Rich in vitamins, minerals and disease-fighting antioxidants, fruits are definitely a must-have in smoothies. While some fruits like banana and avocado are great for giving smoothies a creamy texture, others like berries (raspberries, strawberries, blackberries, and blueberries) and melon are good for added sweetness. Although fruits are incredibly nutritious and undoubtedly necessary for good health, many house very large quantities of natural sugar (fructose).

To avoid consuming too much sugar, it’s best not to include more than 1-2 servings of fruit in a single smoothie. Consider using a fruit-to-vegetable ratio of at least 1:2 or even 1:3. In other words, for every serving of fruit, add 2-3 servings of vegetables. It’s also a good rule of thumb to incorporate fruit varieties that are naturally lower in sugar such as berries, citrus, and avocado.
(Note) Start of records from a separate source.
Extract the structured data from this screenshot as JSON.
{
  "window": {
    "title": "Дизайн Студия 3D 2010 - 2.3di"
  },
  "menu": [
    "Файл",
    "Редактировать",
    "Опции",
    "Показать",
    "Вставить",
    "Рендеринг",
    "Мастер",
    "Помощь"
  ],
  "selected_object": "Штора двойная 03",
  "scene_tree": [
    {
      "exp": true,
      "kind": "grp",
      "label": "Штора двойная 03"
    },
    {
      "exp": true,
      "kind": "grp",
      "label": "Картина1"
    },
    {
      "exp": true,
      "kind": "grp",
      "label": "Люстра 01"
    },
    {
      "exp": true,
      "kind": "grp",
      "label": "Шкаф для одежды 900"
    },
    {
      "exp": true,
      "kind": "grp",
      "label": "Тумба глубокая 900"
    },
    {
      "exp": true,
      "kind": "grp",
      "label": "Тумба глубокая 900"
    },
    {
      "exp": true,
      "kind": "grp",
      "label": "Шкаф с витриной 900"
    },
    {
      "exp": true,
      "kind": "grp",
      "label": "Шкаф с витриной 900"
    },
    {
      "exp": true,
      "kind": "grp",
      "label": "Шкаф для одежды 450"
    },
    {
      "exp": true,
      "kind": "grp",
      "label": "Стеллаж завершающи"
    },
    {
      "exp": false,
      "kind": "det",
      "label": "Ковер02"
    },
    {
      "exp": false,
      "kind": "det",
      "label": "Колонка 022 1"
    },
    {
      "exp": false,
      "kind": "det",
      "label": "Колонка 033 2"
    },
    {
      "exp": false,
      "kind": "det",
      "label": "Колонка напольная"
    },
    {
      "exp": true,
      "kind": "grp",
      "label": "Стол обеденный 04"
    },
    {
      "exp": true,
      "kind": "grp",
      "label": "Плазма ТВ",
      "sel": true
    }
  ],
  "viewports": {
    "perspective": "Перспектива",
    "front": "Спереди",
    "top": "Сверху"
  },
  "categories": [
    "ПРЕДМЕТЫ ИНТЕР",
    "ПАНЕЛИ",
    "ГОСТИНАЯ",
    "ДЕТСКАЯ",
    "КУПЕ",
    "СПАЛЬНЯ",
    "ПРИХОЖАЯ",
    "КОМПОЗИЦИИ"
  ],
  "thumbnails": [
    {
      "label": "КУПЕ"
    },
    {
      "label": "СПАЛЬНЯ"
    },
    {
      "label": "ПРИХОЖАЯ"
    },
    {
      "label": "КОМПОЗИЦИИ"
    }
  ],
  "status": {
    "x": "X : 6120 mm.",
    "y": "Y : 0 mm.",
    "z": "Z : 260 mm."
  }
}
Related Article: 5 Simple and Delicious Low-Sugar Smoothie Recipes for People with Diabetes

Don’t Forget the Nuts and Seeds

Nuts and seeds can bring unique flavor and texture to virtually any smoothie. Naturally high in health-promoting fats (monounsaturated and omega-3 fatty acids), protein, fiber, and countless vitamins and minerals, they’re also among the most nutritious add-ins. When it comes to nuts and seeds you have a variety from which to choose including almonds, sunflower seeds, walnuts, pecans, chia seeds, flaxseeds, and much more.

Though loaded with nutrients, nuts and seeds are also significantly high in calories (170-200 calories per 1/4-cup serving) due to their fat content. So, if you’re trying to lose or manage your weight, it’s important to monitor your portions. No need to include more than 1/4 a cup in a single smoothie.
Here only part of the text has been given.